Collection of Stephen Junkunc, III (d. 1978).
Collection of Stephen Junkunc, III (d. 1978).
Catalogue Note
Bronze belt hooks of this type, modeled in the form of a goose with the distinctive long flat beak, have been excavated, including two gold belt hooks discovered from the tomb of a Han dynasty King of Chu near Xuzhou city, Jiangsu province, exhibited in Dahan Chuwang Xuzhou xihan Chuwangmu wenwu jicui [Collection of highlights of the culture relics from the Western Han dynasty King of Chu], Xuzhou Museum, 2005, p. 254; another bronze example was excavated from a Qin tomb in Fengxiang, Shaanxi province, and published in the exhibition catalogue Chinese Art of the Warring States Period. Change and Continuity, 480-222 B.C., Freer Gallery of Art, 1982, p. 92 (line drawing).
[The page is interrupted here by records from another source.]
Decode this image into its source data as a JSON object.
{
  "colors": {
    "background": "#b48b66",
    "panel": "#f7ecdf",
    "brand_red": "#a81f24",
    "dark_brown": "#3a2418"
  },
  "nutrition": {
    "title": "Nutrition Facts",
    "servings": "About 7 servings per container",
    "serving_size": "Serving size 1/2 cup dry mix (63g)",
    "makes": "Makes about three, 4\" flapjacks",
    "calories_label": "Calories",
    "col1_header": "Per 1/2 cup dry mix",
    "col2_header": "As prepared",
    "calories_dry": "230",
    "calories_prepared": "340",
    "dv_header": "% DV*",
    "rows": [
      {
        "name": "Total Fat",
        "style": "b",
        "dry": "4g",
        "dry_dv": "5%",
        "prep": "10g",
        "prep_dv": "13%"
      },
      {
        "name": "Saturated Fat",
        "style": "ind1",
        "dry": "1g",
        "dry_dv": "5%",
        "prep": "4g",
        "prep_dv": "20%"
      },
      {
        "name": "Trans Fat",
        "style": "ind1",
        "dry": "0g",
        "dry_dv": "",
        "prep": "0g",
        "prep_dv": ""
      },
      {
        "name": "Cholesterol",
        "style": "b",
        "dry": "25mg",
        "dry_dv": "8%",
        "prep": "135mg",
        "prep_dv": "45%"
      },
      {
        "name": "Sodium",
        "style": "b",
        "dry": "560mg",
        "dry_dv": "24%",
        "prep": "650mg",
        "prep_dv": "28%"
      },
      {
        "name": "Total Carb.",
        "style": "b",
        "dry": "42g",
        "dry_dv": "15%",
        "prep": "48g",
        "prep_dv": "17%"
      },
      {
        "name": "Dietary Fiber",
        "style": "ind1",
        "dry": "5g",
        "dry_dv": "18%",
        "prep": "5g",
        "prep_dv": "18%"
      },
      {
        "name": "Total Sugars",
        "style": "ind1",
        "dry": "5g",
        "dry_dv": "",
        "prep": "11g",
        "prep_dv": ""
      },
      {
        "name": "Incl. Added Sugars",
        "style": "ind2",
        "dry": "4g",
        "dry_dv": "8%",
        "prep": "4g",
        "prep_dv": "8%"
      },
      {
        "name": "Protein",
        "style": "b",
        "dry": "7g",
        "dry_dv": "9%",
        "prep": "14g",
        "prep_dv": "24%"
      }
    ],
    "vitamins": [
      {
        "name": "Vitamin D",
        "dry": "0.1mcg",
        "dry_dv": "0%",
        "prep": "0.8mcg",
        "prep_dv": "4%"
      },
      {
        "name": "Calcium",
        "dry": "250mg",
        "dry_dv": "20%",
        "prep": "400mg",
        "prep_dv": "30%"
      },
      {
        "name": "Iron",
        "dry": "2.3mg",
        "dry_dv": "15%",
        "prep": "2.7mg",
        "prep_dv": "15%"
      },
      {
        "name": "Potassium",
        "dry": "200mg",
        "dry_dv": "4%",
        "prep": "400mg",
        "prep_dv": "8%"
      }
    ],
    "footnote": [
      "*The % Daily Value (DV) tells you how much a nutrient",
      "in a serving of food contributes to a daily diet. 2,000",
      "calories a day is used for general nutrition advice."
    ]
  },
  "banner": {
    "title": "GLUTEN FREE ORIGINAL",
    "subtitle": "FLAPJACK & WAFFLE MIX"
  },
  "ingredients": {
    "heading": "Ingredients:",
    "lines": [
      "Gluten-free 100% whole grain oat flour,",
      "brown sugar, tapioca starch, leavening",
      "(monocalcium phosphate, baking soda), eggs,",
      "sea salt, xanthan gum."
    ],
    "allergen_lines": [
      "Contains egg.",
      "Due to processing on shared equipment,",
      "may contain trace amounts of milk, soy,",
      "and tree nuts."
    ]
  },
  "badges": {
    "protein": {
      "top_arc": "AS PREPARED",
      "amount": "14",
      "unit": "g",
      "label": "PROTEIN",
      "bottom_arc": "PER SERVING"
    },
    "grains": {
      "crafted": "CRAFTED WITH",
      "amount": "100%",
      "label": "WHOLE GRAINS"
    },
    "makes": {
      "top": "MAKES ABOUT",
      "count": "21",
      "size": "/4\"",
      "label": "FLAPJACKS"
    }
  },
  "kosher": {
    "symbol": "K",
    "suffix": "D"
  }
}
Compare also a closely related Warring States bronze example in the Metropolitan Museum of Art, New York, acc. no. 1985.214.74; another included in the exhibition Ausstellung Chinesischer Kunst [Exhibition of Chinese Art], Berlin, 1929, cat. no. 1137; a silver Han dynasty example, from the Avery Brundage Collection, now in the Asian Art Museum of San Francisco, acc. no. B65B21; and a gold belt hook from the Carl Kempe Collection, sold in our London rooms, 14th May 2008, lot 21.